Acchiardo et al reported a case involving a patient with polycystic ovary syndrome and multiple uterine fibroids. She was treated with a combination of Relugolix, estradiol, and norethisterone acetate, leading to significant symptom improvement, showing the potential of Relugolix combination therapy in managing complex gynecological conditions such as PCOS and fibroids [22].
Wada et al conducted an observational study focusing on submucosal leiomyomas treated with Relugolix. They identified specific characteristics of these fibroids that could lead to severe hemorrhage during treatment, emphasizing the need for careful patient selection and monitoring when using Relugolix in such cases [23].
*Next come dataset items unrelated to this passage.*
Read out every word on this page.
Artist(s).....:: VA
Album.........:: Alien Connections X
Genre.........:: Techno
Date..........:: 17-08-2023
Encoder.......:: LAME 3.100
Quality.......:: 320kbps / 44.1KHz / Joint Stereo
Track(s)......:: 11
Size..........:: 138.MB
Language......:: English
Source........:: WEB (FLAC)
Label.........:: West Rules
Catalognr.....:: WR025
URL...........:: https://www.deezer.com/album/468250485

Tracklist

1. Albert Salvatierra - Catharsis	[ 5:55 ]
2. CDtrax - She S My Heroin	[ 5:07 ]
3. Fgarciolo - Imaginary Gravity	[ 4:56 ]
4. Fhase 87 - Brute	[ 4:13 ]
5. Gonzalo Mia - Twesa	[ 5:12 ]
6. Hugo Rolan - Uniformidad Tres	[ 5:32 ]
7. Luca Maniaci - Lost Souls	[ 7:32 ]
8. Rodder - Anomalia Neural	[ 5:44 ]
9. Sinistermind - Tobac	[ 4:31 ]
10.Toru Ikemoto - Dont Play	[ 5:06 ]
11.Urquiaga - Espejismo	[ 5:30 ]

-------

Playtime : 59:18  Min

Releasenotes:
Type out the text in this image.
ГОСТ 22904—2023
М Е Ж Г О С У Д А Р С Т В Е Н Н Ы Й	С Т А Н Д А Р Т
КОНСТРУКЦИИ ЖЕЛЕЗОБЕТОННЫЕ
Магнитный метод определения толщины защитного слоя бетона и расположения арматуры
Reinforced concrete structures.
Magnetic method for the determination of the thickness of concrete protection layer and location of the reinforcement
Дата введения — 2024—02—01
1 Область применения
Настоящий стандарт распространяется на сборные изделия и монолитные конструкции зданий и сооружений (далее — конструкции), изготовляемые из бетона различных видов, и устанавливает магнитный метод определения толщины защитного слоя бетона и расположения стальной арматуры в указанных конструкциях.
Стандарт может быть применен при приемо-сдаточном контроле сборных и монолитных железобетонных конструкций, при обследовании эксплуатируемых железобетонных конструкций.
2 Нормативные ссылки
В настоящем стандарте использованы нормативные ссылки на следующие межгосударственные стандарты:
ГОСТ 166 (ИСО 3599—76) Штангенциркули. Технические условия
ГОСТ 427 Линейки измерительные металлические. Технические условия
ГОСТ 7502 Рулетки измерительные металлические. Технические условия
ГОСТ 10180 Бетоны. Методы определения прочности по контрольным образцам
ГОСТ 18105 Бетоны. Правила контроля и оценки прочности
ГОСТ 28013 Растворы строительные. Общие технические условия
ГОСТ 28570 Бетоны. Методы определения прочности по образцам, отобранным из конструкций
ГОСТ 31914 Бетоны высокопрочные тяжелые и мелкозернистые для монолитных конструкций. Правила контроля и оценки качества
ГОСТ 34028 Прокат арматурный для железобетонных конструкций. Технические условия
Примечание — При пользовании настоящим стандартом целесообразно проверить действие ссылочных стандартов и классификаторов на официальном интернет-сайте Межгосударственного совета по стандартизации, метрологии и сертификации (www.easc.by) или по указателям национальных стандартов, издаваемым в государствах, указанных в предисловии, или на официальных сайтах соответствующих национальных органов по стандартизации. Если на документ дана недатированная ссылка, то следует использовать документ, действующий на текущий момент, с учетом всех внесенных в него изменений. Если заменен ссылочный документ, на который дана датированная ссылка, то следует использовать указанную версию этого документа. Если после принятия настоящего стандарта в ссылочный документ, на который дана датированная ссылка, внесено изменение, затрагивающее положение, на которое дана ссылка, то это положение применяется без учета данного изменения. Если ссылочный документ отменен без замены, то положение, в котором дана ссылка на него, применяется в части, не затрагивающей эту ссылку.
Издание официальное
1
Sasamori et al reported a case of a patient with adenomyosis and leiomyoma effectively treated with Relugolix in combination with Kamishoyosan, a traditional Japanese herbal medicine. The combined therapy resulted in symptom relief, suggesting a potential integrative approach for managing such conditions [24].
Ishizawa et al described a case where a pedunculated uterine leiomyoma prolapsed through the cervix during GnRH antagonist treatment with Relugolix. This rare complication highlights the importance of monitoring and preparedness for unexpected events during treatment [25].
These case reports illustrate the diverse applications and considerations of Relugolix combination therapy in treating uterine fibroids and related conditions. While the therapy shows promise, clinicians should remain vigilant regarding potential complications and tailor treatments to individual patient profiles. Moreover, none of the case reports in the literature discussed the combined use of Relugolix and UAE before surgery.
Conclusions
This case report confirms that large myomas with significant myometrial invasion can be safely and effectively managed using a one-step outpatient mini-hysteroscopic myomectomy following uterine artery embolization (UAE). This approach avoids the risks associated with major surgery, such as gastrointestinal or genitourinary injury, while enhancing patient safety and satisfaction. Combining UAE with Relugolix is a novel strategy that facilitates minimally invasive surgery, improves symptom control, and optimizes outcomes. This personalized, multidisciplinary approach aligns with the “Safe Uterus” philosophy for managing benign conditions and offers a promising option for future treatment protocols.